À l’inverse de la solution retenue pour le planchonnement, la cour refuse d’appliquer un calcul dynamique au mécanisme de lissage. Cette position se fonde sur le caractère figé de la base de calcul de ce dispositif (A), ce qui soulève toutefois des questions au regard du principe d’égalité devant les charges publiques (B).

A. L’ancrage du calcul à l’année de référence 2017

Pour écarter la demande de la société relative au lissage, la cour se livre à une exégèse de l’article 1518 E du code général des impôts. Elle observe que ce texte définit les modalités de calcul du lissage, qu’il s’agisse d’une exonération ou d’une majoration, sur la base d’une différence unique et initiale. Cette différence est celle « entre la cotisation établie au titre de l’année 2017 » et celle qui aurait été due pour cette même année sans la réforme. Le montant de cette différence, calculé une seule fois, sert ensuite de base à une réduction dégressive sur dix ans.

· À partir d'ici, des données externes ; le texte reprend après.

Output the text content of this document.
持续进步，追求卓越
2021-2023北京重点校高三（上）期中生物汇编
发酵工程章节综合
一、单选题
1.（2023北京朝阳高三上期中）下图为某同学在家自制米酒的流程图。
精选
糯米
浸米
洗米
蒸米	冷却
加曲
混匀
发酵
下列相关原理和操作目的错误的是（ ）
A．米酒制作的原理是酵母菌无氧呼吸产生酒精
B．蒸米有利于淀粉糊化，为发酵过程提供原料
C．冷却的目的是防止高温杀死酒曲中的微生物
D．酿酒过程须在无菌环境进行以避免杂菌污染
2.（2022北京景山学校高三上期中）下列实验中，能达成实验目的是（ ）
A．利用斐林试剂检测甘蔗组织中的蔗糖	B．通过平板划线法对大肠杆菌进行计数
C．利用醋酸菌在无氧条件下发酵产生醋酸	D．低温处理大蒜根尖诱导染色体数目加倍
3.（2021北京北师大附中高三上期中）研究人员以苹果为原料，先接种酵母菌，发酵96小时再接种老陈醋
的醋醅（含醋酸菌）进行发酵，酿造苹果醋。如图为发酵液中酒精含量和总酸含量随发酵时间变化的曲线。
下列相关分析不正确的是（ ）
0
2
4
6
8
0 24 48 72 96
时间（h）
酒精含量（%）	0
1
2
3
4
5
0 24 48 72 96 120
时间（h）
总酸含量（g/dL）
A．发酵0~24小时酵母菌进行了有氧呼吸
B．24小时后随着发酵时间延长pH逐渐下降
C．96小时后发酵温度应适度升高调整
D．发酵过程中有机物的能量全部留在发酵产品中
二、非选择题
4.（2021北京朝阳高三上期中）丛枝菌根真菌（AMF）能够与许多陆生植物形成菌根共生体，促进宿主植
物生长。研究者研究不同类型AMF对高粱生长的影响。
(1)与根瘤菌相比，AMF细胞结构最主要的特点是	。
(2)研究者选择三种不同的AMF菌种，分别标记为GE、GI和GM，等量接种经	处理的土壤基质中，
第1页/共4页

Il découle de cette rédaction que le calcul du lissage est entièrement cristallisé sur les données de l’année 2017. Contrairement au planchonnement, aucune référence n’est faite à la cotisation des « années concernées ». Par conséquent, toute modification de la valeur locative postérieure à 2017, comme l’application d’un nouveau coefficient de localisation, est inopérante pour ce mécanisme. Le législateur a conçu le lissage comme un amortisseur dont le montant est fixé dès le point de départ de la réforme, sans ajustement ultérieur. La clarté des dispositions de l’article 1518 E ne laissait donc aucune marge d’interprétation aux juges.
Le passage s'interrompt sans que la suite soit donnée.